„Kunst gegen Bares“: Künstler zeigen Unterhaltungsprogramm in der Burg Stolberg

„Kunst gegen Bares“ : Künstler zeigen Unterhaltungsprogramm in der Burg Stolberg

„Wir waren noch nie irgendwo zu Gast, wo es so urig war,“ stellte Moderator Daniel Kus zur Begrüßung fest und meinte damit den Ballsaal der Stolberger Burg, der an diesem Abend als Kulisse für eine Bühnenshow diente, die es in Stolberg so noch nicht gegeben hatte: „Kunst für Bares“.

Das Konzept des Events ist so einfach wie speziell – an einem Veranstaltungsabend treten zwischen sechs und acht Künstler der verschiedensten Genres auf,  wobei jeder von ihnen ein Zeitfenster von zehn bis zwölf Minuten hat, um sich zu präsentieren und ein Sparschwein, das die Zuschauer am Ende der Veranstaltung „füttern“ können, um die jeweilig Leistung zu honorieren. Der Künstler, der an diesem Abend das  meiste Geld erhält, wird zum  „Kapitalistenschwein“ des Abends gekürt. „Hierbei,“ so Kus, der für seine pfiffige Moderation eigentlich selber ein Schwein hätte haben sollen, „vertrauen wir auf Euch. Daher setzten wir den Eintrittspreis für diese kulturellen Events bewusst niedrig an, um einen Spielraum für die Spenden zu gewährleisten.“

Ergänzend zu den Schweinen der einzelnen Künstler gibt es noch ein so genanntes „Solischwein“, in das man das Geld einwerfen kann, das man keinem speziellen Akteur zukommen lassen möchte. Vom Inhalt dieses Schweins erhält jeder Teilnehmer einen gleich großen Anteil als Gage.

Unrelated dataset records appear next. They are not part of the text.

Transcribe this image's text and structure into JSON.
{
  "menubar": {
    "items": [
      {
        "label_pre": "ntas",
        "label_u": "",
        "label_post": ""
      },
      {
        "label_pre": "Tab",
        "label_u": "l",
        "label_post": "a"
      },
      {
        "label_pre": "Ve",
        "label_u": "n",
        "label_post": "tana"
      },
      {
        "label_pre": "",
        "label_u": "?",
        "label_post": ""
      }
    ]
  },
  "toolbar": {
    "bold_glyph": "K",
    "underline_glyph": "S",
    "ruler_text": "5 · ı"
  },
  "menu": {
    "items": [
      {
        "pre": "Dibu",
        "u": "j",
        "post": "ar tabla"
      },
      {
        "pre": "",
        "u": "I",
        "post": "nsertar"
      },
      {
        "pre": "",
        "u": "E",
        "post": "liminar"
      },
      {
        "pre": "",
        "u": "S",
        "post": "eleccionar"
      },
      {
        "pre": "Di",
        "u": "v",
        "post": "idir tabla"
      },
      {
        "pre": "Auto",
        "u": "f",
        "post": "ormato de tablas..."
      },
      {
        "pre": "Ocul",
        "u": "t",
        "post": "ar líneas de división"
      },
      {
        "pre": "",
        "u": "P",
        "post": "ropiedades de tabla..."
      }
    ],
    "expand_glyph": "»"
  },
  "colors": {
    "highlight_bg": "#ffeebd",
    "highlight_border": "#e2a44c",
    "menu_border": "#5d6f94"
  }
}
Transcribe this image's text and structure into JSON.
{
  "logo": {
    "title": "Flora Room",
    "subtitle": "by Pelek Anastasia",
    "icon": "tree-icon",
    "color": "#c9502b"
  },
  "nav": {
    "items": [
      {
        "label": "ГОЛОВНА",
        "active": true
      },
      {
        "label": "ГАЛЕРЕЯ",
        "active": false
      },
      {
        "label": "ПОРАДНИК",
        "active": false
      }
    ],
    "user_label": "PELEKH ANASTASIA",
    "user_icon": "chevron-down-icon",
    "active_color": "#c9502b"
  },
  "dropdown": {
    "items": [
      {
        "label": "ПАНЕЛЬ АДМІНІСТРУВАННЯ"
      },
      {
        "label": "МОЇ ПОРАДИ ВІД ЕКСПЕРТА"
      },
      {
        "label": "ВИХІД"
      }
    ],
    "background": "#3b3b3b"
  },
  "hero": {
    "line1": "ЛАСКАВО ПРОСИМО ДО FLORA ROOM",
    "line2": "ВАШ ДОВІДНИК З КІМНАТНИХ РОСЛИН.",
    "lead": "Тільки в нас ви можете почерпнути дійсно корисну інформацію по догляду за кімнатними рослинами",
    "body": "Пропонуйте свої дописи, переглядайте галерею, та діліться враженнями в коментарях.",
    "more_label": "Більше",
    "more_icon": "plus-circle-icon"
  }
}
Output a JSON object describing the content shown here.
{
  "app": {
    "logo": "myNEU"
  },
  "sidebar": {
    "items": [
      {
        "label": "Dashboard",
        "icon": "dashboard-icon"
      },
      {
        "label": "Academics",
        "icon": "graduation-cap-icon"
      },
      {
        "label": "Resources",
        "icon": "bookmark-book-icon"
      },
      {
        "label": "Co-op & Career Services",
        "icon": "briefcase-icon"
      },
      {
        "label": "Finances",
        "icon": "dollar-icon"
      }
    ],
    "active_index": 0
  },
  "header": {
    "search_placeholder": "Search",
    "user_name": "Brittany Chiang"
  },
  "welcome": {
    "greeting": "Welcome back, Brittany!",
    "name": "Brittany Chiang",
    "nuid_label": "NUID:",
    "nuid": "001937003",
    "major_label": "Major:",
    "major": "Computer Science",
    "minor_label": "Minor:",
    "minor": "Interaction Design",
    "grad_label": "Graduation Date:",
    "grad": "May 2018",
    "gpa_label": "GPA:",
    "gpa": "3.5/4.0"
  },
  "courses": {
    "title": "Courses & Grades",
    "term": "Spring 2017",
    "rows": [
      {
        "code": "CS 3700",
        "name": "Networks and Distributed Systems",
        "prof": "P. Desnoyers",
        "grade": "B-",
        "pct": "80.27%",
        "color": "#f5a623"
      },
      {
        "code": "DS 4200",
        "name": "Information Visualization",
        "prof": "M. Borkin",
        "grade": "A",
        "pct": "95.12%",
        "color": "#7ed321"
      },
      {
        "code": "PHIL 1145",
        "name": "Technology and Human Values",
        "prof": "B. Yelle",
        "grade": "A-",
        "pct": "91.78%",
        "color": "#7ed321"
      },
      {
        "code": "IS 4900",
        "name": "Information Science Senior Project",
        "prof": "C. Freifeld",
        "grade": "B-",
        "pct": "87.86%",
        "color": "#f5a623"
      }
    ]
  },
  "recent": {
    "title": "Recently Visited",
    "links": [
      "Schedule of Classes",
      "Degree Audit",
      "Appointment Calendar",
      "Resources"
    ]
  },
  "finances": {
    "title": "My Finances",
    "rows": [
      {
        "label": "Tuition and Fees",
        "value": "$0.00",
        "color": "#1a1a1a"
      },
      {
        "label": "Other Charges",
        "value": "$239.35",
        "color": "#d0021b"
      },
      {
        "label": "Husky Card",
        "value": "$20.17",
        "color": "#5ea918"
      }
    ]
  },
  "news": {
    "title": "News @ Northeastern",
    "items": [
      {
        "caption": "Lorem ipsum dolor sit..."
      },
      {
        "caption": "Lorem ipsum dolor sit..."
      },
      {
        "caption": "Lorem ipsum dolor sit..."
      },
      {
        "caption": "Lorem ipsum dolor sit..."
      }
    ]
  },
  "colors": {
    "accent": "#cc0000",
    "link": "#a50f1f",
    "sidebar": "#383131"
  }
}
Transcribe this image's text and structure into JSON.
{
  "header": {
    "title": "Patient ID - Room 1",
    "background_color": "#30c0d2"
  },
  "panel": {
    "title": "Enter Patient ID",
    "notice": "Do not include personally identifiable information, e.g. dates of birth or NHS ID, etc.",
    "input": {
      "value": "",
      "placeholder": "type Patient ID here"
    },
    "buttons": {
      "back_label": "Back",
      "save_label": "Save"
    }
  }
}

Während „Kunst für Bares“ anderer Orts bereits mehrfach gastiert hat, war es für Stolberg die Premierenveranstaltung und Daniel Kus versprach, bevor er den ersten Künstler, Melchi (Vepouyoum), auf die Bühne rief, nicht zu viel, als er für den Abend vorhersagte „er wird bunt und schön“. Der aus Kamerun stammende Melchi zog die Zuschauer mit seinen in Französisch und seiner Muttersprache Bamoun komponierten Lieder sofort in seinen Bann. Mit sanfter Stimme und nur begleitet von seiner Gitarre, die er gleichzeitig virtuos als Percussion nutzte, und einer in Afrika oft benutzten Doppelballrassel, appellierte er in seinen Songs unter anderem an die Solidarität zwischen den Menschen.

Magie, Stand-Up-Comedy und Tanz

Ihm folgte der Mentalmagier Boo de Hoop, der mit seinen Fähigkeiten Gedanken zu entschlüsseln, für viele „Aahs“ und „Oohs“ sorgte. Als nächstes kündigte der Moderator den Stand-up Comedian Serkan Ates-Stein an, dessen fein pointierter Humor, mit dem er sich selber und seine Umgebung auf die Schippe nahm, und die Beat Box Einlage, bei der er die Drumbeats  mit Gesang kombinierte, zu überzeugen wusste.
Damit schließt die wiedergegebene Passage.